Electronic Filing, Paper Compliance, and Court Directives
Electronic filing and service are now part of ordinary civil procedure where authorized, but they operate through rules and court issuances rather than informal convenience. Counsel must use the designated e-mail address, portal, file format, subject-line convention, copy-furnishing requirement, and follow-up paper submission requirement when the applicable directive requires them.
The Efficient Use of Paper requirements remain relevant to physical submissions and required paper copies. Compliance with page size, spacing, margins, and copy requirements assists docket management and may affect whether a court accepts or requires correction of a submission.
Electronic submission does not automatically cure defects in verification, certification, signature, notarization, proof of service, or required attachments. The electronic mode changes how the paper reaches the court or parties; it does not eliminate the substantive and formal requisites of the paper itself.
Effects of Noncompliance
Noncompliance with filing and service requirements may result in denial of a motion, expunction or disregard of a paper, refusal to act on a submission, loss of a remedy for late filing, or non-running of a period against an unserved party. The consequence depends on the nature of the paper, the prejudice caused, the reason for the defect, and whether the defect was timely cured.
Procedural rules on filing and service are generally mandatory because they implement due process and orderly docket control. They may be relaxed only for substantial justice, and relaxation is more likely when there is substantial compliance, good faith, no intent to delay, no prejudice to the adverse party, and a clearly meritorious position affected by the defect.

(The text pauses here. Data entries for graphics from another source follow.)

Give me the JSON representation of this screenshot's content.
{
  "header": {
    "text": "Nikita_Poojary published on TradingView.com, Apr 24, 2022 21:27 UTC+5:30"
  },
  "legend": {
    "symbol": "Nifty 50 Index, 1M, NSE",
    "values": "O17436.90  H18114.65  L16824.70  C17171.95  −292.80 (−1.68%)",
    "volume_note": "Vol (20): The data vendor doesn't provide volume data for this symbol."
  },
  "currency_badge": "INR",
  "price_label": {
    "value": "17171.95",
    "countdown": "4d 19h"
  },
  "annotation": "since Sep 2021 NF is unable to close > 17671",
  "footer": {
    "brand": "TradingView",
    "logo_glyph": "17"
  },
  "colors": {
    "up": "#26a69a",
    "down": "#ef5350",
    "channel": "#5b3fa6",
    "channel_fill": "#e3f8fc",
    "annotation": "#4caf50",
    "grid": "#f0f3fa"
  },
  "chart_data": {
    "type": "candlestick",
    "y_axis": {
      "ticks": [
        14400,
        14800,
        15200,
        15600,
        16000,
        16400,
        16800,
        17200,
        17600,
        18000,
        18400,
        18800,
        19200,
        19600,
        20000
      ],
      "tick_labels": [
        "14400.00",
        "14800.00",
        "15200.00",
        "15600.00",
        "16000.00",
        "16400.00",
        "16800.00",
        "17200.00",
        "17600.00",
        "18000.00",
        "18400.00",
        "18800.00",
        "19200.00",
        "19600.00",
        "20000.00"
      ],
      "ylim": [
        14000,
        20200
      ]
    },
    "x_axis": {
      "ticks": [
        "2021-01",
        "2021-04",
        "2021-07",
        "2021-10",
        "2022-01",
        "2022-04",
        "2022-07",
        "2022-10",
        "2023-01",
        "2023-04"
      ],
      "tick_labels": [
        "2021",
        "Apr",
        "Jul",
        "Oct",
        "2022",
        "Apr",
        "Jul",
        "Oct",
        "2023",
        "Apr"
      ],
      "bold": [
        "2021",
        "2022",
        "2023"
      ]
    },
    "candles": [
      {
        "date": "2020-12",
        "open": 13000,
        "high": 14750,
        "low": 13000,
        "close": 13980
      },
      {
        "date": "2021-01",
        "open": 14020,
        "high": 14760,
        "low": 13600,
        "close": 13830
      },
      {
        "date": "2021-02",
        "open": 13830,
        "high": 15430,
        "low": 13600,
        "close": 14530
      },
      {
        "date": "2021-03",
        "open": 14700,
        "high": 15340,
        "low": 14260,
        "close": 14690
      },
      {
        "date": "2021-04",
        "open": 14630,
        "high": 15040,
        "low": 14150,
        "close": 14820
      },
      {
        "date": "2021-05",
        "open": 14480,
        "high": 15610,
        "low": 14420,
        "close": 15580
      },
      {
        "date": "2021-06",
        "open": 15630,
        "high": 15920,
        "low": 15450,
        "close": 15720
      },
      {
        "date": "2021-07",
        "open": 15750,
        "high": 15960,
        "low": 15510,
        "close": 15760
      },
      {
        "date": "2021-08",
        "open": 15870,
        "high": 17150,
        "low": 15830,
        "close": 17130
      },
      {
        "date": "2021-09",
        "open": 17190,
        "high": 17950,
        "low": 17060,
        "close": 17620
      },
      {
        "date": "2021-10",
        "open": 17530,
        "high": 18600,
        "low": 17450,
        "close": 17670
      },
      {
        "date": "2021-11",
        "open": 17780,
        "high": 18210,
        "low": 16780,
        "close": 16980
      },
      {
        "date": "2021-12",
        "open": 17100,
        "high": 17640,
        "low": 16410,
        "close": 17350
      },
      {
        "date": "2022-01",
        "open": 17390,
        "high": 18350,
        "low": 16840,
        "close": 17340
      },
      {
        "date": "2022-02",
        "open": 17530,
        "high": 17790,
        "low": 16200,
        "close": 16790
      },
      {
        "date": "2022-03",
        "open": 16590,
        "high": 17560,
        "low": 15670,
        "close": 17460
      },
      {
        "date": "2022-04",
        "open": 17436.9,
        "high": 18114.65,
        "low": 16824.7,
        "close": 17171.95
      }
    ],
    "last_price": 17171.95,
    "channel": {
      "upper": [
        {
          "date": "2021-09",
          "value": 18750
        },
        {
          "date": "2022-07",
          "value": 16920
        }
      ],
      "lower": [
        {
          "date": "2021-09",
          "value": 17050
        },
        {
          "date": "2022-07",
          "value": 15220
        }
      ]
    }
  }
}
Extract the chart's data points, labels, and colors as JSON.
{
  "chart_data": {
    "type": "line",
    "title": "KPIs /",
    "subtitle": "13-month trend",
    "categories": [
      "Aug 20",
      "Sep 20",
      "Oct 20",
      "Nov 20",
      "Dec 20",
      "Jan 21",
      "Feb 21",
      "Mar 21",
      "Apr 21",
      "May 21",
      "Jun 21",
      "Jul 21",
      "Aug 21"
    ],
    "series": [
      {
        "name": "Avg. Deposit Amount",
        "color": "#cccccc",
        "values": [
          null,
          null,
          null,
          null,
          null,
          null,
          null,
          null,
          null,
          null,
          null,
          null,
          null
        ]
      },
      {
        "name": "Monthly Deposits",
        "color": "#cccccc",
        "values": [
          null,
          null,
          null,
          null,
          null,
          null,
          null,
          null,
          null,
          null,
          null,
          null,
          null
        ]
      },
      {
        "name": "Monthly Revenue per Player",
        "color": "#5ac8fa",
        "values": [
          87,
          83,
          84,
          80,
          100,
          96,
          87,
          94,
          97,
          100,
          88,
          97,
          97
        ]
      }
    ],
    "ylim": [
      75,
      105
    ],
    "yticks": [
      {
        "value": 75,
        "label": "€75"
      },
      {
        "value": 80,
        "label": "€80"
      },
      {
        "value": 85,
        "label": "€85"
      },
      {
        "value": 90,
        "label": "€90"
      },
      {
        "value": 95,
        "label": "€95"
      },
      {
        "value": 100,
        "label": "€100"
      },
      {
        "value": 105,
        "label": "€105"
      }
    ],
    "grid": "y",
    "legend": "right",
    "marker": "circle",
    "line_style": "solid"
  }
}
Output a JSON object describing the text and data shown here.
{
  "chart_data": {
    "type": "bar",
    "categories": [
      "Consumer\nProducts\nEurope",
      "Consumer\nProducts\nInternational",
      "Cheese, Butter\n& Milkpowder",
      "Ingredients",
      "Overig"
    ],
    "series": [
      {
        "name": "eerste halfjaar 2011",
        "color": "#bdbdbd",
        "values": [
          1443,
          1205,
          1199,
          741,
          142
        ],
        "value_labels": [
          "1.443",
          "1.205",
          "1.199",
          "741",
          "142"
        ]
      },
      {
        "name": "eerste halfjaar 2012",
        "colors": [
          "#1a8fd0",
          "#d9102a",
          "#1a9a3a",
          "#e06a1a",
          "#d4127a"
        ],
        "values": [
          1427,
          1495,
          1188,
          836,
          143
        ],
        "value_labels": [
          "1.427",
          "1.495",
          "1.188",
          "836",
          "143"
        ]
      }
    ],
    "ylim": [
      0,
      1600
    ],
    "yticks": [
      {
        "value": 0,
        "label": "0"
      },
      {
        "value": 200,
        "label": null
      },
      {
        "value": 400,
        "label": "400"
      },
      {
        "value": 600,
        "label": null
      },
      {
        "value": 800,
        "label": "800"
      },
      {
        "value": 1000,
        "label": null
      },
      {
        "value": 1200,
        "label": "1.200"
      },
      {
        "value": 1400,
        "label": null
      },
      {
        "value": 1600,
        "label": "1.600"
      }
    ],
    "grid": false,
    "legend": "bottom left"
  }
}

A party invoking timely filing or valid service bears the burden of proving it when challenged. Courts rely on the objective record: stamped receipts, registry receipts, envelopes, courier logs, electronic acknowledgments, affidavits, and court docket entries.
Notice of Lis Pendens
Rule 13 also covers notice of lis pendens, a procedural device for recording notice that real property is involved in pending litigation. It is available in actions affecting title to, possession of, or use and occupation of real property.
The notice does not create a lien or decide ownership. Its function is to warn third persons that any interest they acquire in the property is subject to the outcome of the pending case. A buyer or encumbrancer who deals with property covered by a proper notice of lis pendens takes the property subject to the judgment.
Cancellation of a notice of lis pendens requires court action, commonly when the notice is shown to be unnecessary to protect the claimant's rights or when it is being used merely to harass, molest, or cloud title without a legitimate relation to the case. The court balances protection of the litigated claim against abuse of the recording system.